Using Machine Learning to Predict the Weather (Powered by Dark Sky)
This project is based on a three-part article written by Adam McQuistan in stackabuse.com.
My original disclaimer was Weather Underground (wunderground.com) was no longer providing free API accounts. At some point (I don't know exactly when), they discontinued their API service altogether. I have since signed up for a Dark Sky API. They don't have a free tier but they do have a trial account which allows 1,000 API calls per day to evaluate the service. Every API request over the free daily limit costs $0.0001.
I won't go into too much detail about the project since you can go to the original article on stackabuse.com; however, here is a little background if you wish to save time. (Although checkout the series, it's worth the read.)
The project is split into three separate Jupyter Notebooks: one to collect the weather data from the Wunderground.com developer's API (again I'm using Dark Sky's API), inspect it, and clean it; a second to further refine the features and fit the data to a Linear Regression model; and a third to train and evaluate a deep neural net regressor.
For the most part I did not deviate from the author's original process. I did seek to automate and streamline the code. For example, I added a progress bar to the data collection function and created another function to automatically set a target date that is 1000 days prior to the current date. I automated the code to remove features that did not show a strong correlation and implemented a stepwise regression function to automate removing features that had p-values that were too high. (The original author did this manually.)

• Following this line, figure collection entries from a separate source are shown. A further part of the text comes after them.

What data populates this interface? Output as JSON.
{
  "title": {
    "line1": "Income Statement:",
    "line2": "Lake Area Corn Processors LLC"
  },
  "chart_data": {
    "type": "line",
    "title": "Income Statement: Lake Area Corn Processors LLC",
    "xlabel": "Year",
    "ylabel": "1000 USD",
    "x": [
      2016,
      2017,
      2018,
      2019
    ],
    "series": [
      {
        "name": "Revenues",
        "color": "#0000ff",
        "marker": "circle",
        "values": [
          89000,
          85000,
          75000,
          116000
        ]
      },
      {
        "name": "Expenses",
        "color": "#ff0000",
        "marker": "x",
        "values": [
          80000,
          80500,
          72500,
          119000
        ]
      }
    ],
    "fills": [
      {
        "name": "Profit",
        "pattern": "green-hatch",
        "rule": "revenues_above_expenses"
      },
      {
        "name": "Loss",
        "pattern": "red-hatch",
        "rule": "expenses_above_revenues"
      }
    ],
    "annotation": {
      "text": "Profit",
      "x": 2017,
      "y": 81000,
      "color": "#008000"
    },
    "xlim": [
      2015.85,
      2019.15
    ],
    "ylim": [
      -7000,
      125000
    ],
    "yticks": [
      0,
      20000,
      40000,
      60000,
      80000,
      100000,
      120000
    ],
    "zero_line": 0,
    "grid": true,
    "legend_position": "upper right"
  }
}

Automating the code allowed me to adapt the Python code in the Jupyter Notebooks to regular .py files. Jupyter Notebooks are fantastic tools but I believe the final product should be Python scripts that run in the background. Here are the scripts I added and a quick summary:
- weather.py- a utility file that contains reused methods and variables
- collect_weather.py- uses the Requests library to download weather data for 1000 days. Also uses
os.path.isfile()
and aif/elif/else
statement to determine whether the data from the first 500 days should be collected, data from the second 500 days should be collected, or no data is to be collected. (This no longer necessary since the daily limit is 1,000 calls.) - preprocess.py- creates a Pandas DataFrame from the weather records and cleans the data
- train_test.py- performs some additional preprocessing and fits the data to a Linear Regression model
- train_test_dnn- uses the same weather data to train, evaluate, and test a deep neural network regressor
- Update collect_weather.py to make 1,000 API calls at once instead of 500 over two days
- Update the Jupyter Notebooks for the Dark Sky API
- Replace/remove some deprecated methods in the train_test.py and train_test_dnn.py modules
- Add better documentation in the form of markdown cells to the notebooks.
- Apply the model to future forecasts and validate against actual weather data.